Expressway costs up again
May 30, 2006

The final major contract for the Red Hill Expressway will cost the city about $4 million more than budgetted for last summer. Project director Chris Murray verbally revealed the extra cost under questioning yesterday at a meeting of council's expressway implementation committee and promised a full report soon on the project's costs.

Murray told the committee that LaFarge Canada's $31 million bid was the lowest received, but initially he played down its significance. "The situation is not so much an overall budget situation as it is a cash flow situation," Murray explained, noting that contingency funds not spent on other parts of the project have yet to be collected, and the provincial Ministry of Transportation also owes the city money for expropriated lands, "and those dollars can roll back into the completion of this project".
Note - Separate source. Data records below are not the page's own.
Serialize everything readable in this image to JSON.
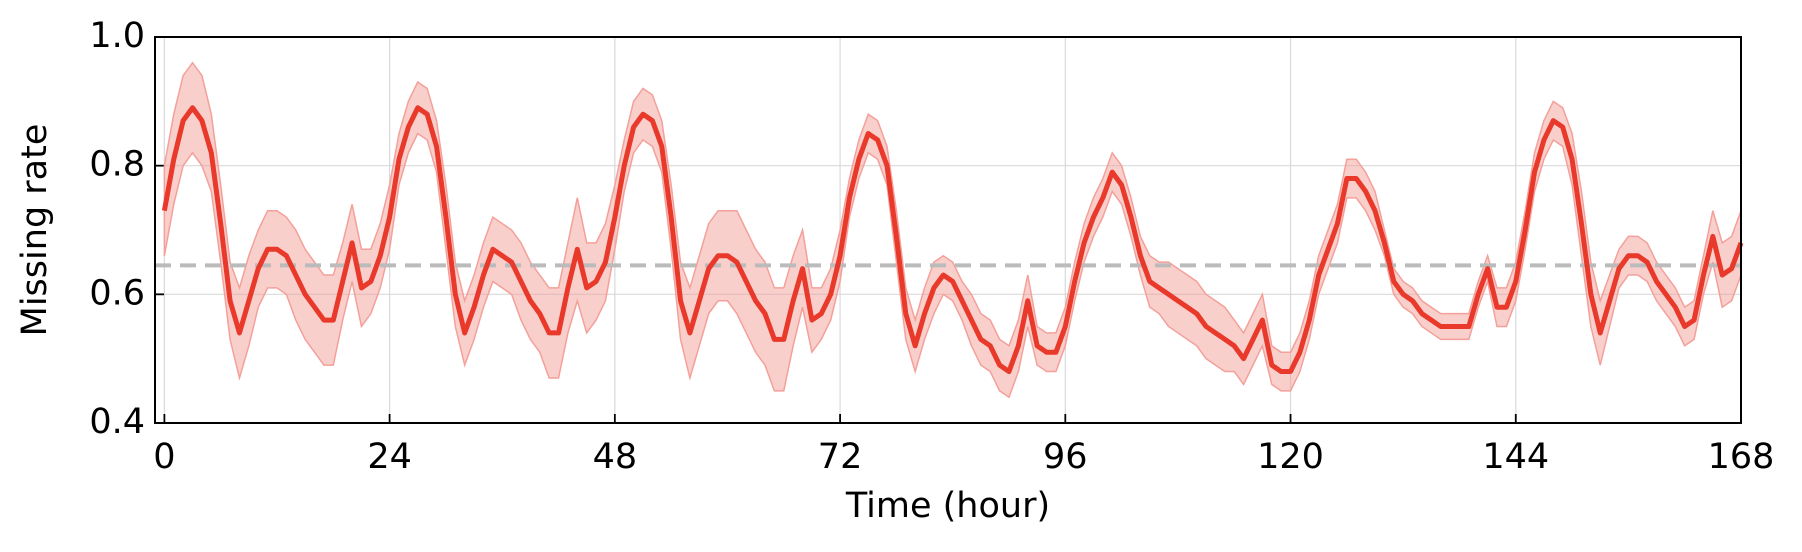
{
  "chart_data": {
    "type": "line",
    "x_label": "Time (hour)",
    "y_label": "Missing rate",
    "xlim": [
      -1,
      168
    ],
    "xticks": [
      0,
      24,
      48,
      72,
      96,
      120,
      144,
      168
    ],
    "ylim": [
      0.4,
      1
    ],
    "yticks": [
      0.4,
      0.6,
      0.8,
      {
        "value": 1,
        "label": "1.0"
      }
    ],
    "grid": true,
    "reference_line": 0.645,
    "reference_color": "#bbbbbb",
    "x": [
      0,
      1,
      2,
      3,
      4,
      5,
      6,
      7,
      8,
      9,
      10,
      11,
      12,
      13,
      14,
      15,
      16,
      17,
      18,
      19,
      20,
      21,
      22,
      23,
      24,
      25,
      26,
      27,
      28,
      29,
      30,
      31,
      32,
      33,
      34,
      35,
      36,
      37,
      38,
      39,
      40,
      41,
      42,
      43,
      44,
      45,
      46,
      47,
      48,
      49,
      50,
      51,
      52,
      53,
      54,
      55,
      56,
      57,
      58,
      59,
      60,
      61,
      62,
      63,
      64,
      65,
      66,
      67,
      68,
      69,
      70,
      71,
      72,
      73,
      74,
      75,
      76,
      77,
      78,
      79,
      80,
      81,
      82,
      83,
      84,
      85,
      86,
      87,
      88,
      89,
      90,
      91,
      92,
      93,
      94,
      95,
      96,
      97,
      98,
      99,
      100,
      101,
      102,
      103,
      104,
      105,
      106,
      107,
      108,
      109,
      110,
      111,
      112,
      113,
      114,
      115,
      116,
      117,
      118,
      119,
      120,
      121,
      122,
      123,
      124,
      125,
      126,
      127,
      128,
      129,
      130,
      131,
      132,
      133,
      134,
      135,
      136,
      137,
      138,
      139,
      140,
      141,
      142,
      143,
      144,
      145,
      146,
      147,
      148,
      149,
      150,
      151,
      152,
      153,
      154,
      155,
      156,
      157,
      158,
      159,
      160,
      161,
      162,
      163,
      164,
      165,
      166,
      167,
      168
    ],
    "series": [
      {
        "color": "#e8392b",
        "band_color": "#f4a09a",
        "values": [
          0.73,
          0.81,
          0.87,
          0.89,
          0.87,
          0.82,
          0.71,
          0.59,
          0.54,
          0.59,
          0.64,
          0.67,
          0.67,
          0.66,
          0.63,
          0.6,
          0.58,
          0.56,
          0.56,
          0.62,
          0.68,
          0.61,
          0.62,
          0.66,
          0.72,
          0.81,
          0.86,
          0.89,
          0.88,
          0.83,
          0.72,
          0.6,
          0.54,
          0.58,
          0.63,
          0.67,
          0.66,
          0.65,
          0.62,
          0.59,
          0.57,
          0.54,
          0.54,
          0.61,
          0.67,
          0.61,
          0.62,
          0.65,
          0.72,
          0.8,
          0.86,
          0.88,
          0.87,
          0.83,
          0.72,
          0.59,
          0.54,
          0.59,
          0.64,
          0.66,
          0.66,
          0.65,
          0.62,
          0.59,
          0.57,
          0.53,
          0.53,
          0.59,
          0.64,
          0.56,
          0.57,
          0.6,
          0.66,
          0.75,
          0.81,
          0.85,
          0.84,
          0.8,
          0.69,
          0.57,
          0.52,
          0.57,
          0.61,
          0.63,
          0.62,
          0.59,
          0.56,
          0.53,
          0.52,
          0.49,
          0.48,
          0.52,
          0.59,
          0.52,
          0.51,
          0.51,
          0.55,
          0.62,
          0.68,
          0.72,
          0.75,
          0.79,
          0.77,
          0.72,
          0.66,
          0.62,
          0.61,
          0.6,
          0.59,
          0.58,
          0.57,
          0.55,
          0.54,
          0.53,
          0.52,
          0.5,
          0.53,
          0.56,
          0.49,
          0.48,
          0.48,
          0.51,
          0.56,
          0.63,
          0.67,
          0.71,
          0.78,
          0.78,
          0.76,
          0.73,
          0.68,
          0.62,
          0.6,
          0.59,
          0.57,
          0.56,
          0.55,
          0.55,
          0.55,
          0.55,
          0.6,
          0.64,
          0.58,
          0.58,
          0.62,
          0.7,
          0.79,
          0.84,
          0.87,
          0.86,
          0.81,
          0.71,
          0.6,
          0.54,
          0.59,
          0.64,
          0.66,
          0.66,
          0.65,
          0.62,
          0.6,
          0.58,
          0.55,
          0.56,
          0.63,
          0.69,
          0.63,
          0.64,
          0.68
        ],
        "errors": [
          0.07,
          0.07,
          0.07,
          0.07,
          0.07,
          0.06,
          0.06,
          0.06,
          0.07,
          0.07,
          0.06,
          0.06,
          0.06,
          0.06,
          0.07,
          0.07,
          0.07,
          0.07,
          0.07,
          0.06,
          0.06,
          0.06,
          0.05,
          0.05,
          0.05,
          0.04,
          0.04,
          0.04,
          0.04,
          0.04,
          0.05,
          0.05,
          0.05,
          0.05,
          0.05,
          0.05,
          0.05,
          0.05,
          0.06,
          0.06,
          0.06,
          0.07,
          0.07,
          0.07,
          0.08,
          0.07,
          0.06,
          0.06,
          0.05,
          0.04,
          0.04,
          0.04,
          0.04,
          0.04,
          0.05,
          0.06,
          0.07,
          0.07,
          0.07,
          0.07,
          0.07,
          0.08,
          0.08,
          0.08,
          0.08,
          0.08,
          0.08,
          0.07,
          0.06,
          0.05,
          0.04,
          0.04,
          0.04,
          0.03,
          0.03,
          0.03,
          0.03,
          0.03,
          0.04,
          0.04,
          0.04,
          0.04,
          0.04,
          0.03,
          0.03,
          0.03,
          0.04,
          0.04,
          0.04,
          0.04,
          0.04,
          0.04,
          0.04,
          0.03,
          0.03,
          0.03,
          0.03,
          0.03,
          0.03,
          0.03,
          0.03,
          0.03,
          0.03,
          0.03,
          0.03,
          0.04,
          0.04,
          0.05,
          0.05,
          0.05,
          0.05,
          0.05,
          0.05,
          0.05,
          0.04,
          0.04,
          0.04,
          0.04,
          0.03,
          0.03,
          0.03,
          0.03,
          0.03,
          0.03,
          0.03,
          0.03,
          0.03,
          0.03,
          0.03,
          0.03,
          0.02,
          0.02,
          0.02,
          0.02,
          0.02,
          0.02,
          0.02,
          0.02,
          0.02,
          0.02,
          0.02,
          0.02,
          0.03,
          0.03,
          0.03,
          0.03,
          0.03,
          0.03,
          0.03,
          0.03,
          0.04,
          0.05,
          0.05,
          0.05,
          0.04,
          0.03,
          0.03,
          0.03,
          0.03,
          0.03,
          0.03,
          0.03,
          0.03,
          0.03,
          0.03,
          0.04,
          0.05,
          0.05,
          0.05
        ]
      }
    ]
  }
}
Chad Collins asked if this meant the expected costs were over, under or about even. Murray responded that "we're still calculating but we're pretty close to the mark".

Collins pressed for more details. "Are you saying then Chris, that we're short on that in terms of what we set aside for 2006, but in the grand scheme of things we're still on track?" Murray replied "essentially" and went on to say he's still aiming to keep the total cost at the current budget of $429 million for the city portion of the expressway project.

Dave Braden's subsequent direct question on the actual projections for paving costs extracted more detail from Murray who admitted that "the budget here is about $4 million higher than what we thought we'd come at when we looked at it last summer."

The other bid on the paving contract came in at $37.5 million from Aecon. Dufferin Construction also responded to the tender, but the city's website lists their bid at $0.00 suggesting that perhaps it was disqualified.

Murray pointed to higher petroleum prices as the main cause of the increase, leading Braden to joke that perhaps the city should wait. "We all know the price of energy's too high, right, and it's going to come down," Braden quipped. "I think we should just wait a bit and there's going to be some real steals."

The costs of the valley expressway have climbed about $30 million since construction began in 2003, not counting the final impact of the higher paving costs revealed yesterday.